Miller attended Ipswitch Grammar School and Sydney Boys High School and graduated from the University of New South Wales. Miller attended medical school and also attended film workshops at Melbourne University. His first marriage, to actor Sandy Gore, ended in divorce in 1992. They had a daughter. Miller is married to film editor Margaret Sixel, starting in 1995; the couple has had two sons. He has three children.
Filmography
Furiosa: A Mad Max Saga
(2024)
Mad Max: Fury Road
(2015)
The Road Warrior
(1982)
Some Facts About George Miller
Patronage: George Miller is a patron of the Australian Film Institute, the Brisbane Film Festival, and the Sydney Film Festival.

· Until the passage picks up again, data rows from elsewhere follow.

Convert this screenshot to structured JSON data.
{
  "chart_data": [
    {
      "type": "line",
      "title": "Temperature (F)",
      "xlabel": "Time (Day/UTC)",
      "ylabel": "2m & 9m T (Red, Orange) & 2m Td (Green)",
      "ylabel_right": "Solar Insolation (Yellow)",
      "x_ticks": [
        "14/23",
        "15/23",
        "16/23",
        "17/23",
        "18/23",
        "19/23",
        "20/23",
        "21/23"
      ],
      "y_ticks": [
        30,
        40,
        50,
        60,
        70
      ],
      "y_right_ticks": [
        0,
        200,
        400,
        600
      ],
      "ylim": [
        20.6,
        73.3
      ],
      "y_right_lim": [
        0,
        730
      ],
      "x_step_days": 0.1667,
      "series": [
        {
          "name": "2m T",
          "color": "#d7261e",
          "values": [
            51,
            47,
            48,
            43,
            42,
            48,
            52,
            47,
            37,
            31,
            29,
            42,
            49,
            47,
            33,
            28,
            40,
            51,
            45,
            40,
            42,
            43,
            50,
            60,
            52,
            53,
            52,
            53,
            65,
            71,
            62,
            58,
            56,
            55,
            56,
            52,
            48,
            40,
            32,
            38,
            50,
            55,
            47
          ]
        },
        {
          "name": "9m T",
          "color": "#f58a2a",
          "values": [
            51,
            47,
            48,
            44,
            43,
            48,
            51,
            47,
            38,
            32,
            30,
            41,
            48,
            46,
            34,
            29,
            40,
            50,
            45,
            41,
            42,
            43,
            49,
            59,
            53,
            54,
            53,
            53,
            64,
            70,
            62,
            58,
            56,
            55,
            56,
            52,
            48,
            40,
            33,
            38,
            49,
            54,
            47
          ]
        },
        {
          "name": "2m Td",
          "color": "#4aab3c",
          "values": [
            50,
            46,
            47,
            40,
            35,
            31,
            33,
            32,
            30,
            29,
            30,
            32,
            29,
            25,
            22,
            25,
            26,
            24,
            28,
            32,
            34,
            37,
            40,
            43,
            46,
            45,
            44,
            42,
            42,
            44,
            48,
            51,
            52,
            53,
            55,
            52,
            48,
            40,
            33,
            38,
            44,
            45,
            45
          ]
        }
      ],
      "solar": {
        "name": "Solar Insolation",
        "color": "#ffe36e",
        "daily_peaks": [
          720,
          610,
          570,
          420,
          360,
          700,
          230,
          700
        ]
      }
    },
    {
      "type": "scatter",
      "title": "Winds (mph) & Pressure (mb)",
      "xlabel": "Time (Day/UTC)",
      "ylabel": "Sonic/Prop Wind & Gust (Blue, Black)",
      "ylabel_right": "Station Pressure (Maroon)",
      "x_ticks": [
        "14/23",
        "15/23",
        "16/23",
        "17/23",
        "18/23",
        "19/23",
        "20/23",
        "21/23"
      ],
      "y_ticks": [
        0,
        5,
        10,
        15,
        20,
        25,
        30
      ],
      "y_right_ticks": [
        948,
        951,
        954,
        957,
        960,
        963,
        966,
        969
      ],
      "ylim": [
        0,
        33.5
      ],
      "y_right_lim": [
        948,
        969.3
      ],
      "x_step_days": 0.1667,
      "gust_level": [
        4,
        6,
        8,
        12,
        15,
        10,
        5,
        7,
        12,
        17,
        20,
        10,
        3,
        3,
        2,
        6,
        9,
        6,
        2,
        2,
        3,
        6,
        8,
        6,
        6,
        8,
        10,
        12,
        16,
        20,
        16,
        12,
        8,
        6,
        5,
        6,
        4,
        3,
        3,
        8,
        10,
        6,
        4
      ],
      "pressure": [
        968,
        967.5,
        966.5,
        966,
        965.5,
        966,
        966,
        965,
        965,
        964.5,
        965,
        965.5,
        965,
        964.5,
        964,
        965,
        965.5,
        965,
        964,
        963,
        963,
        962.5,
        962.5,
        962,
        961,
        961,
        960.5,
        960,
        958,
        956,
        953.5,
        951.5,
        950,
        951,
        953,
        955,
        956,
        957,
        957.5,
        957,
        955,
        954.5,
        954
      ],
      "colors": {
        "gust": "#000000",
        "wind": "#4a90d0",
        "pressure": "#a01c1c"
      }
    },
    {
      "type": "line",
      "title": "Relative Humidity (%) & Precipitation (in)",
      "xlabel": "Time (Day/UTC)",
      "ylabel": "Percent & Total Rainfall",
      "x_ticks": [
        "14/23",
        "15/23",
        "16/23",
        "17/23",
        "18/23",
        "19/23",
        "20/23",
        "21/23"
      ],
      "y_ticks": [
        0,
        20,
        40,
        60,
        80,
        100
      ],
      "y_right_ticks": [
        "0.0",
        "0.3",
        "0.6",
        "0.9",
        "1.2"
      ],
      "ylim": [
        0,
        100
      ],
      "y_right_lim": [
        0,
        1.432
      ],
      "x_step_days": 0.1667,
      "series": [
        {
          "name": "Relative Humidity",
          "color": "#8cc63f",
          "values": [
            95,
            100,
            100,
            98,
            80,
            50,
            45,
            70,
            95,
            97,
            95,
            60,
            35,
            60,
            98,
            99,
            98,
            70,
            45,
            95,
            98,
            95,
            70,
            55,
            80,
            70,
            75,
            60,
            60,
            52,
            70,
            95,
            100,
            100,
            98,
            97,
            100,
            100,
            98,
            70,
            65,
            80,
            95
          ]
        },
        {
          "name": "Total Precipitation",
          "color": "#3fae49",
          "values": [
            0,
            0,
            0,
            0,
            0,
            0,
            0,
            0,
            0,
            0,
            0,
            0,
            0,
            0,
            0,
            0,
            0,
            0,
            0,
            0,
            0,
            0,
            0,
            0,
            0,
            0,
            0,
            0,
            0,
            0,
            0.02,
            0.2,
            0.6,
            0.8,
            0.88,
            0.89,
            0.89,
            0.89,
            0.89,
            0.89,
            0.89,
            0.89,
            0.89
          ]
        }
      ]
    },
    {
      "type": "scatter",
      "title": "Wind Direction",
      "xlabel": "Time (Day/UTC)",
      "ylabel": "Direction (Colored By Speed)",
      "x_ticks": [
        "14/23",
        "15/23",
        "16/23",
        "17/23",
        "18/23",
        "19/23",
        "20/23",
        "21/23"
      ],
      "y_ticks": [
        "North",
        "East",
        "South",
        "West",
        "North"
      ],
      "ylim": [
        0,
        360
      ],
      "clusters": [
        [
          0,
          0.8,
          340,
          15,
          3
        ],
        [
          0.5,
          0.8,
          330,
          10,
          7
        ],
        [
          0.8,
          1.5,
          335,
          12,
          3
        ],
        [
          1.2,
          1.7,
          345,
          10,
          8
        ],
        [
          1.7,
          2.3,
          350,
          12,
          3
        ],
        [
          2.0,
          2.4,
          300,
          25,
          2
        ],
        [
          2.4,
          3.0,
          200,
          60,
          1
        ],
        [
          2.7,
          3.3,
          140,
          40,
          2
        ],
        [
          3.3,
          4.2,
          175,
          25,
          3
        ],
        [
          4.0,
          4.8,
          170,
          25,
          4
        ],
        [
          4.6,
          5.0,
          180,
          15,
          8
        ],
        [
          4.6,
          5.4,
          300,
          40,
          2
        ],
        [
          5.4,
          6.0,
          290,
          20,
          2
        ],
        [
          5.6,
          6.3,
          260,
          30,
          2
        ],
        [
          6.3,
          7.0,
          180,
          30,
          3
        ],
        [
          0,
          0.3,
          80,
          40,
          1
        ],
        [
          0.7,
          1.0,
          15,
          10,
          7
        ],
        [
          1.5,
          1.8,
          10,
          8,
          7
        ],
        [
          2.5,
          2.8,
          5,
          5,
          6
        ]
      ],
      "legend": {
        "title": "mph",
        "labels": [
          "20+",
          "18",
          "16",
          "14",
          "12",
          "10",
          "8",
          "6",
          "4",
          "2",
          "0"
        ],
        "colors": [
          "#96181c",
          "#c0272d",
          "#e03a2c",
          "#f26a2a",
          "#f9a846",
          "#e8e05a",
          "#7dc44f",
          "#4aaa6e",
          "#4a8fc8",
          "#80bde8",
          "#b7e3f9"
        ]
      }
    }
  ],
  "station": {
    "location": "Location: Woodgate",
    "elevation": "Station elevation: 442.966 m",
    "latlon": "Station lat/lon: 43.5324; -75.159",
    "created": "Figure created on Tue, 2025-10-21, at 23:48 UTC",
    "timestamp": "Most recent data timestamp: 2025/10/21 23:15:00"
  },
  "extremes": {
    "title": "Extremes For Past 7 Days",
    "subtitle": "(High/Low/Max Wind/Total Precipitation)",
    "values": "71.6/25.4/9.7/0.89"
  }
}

Not Quite Over: Miller quit the production of The Witches of Eastwick twice but was talked into resuming work by star Jack Nicholson.
My Wife, The Editor: George Miller’s regular film editor happens to be his wife, Margaret Sixel.
Awards
Winner, Best Animated Feature, Academy Awards (2007); Three-time Nominee, Best Picture/Director/Screenplay, Academy Awards (1993, 1996, 2016); Winner, Best Animated Feature, BAFTA Awards (2007); Nominee, Best Director, Directors Guild of America (2015); Nominee, Best Director, Golden Globes Awards (2016); Three-time Winner, Best Foreign Film/Best Animated Film/Best Director, Los Angeles Film Critics Association Awards (1982, 2006, 2015); Nominee, Best Producer, Producers Guild of America (2007, 2016); Two-time Nominee, Best Original and Best Adapted Screenplay, Writers Guild of America (1993, 1996).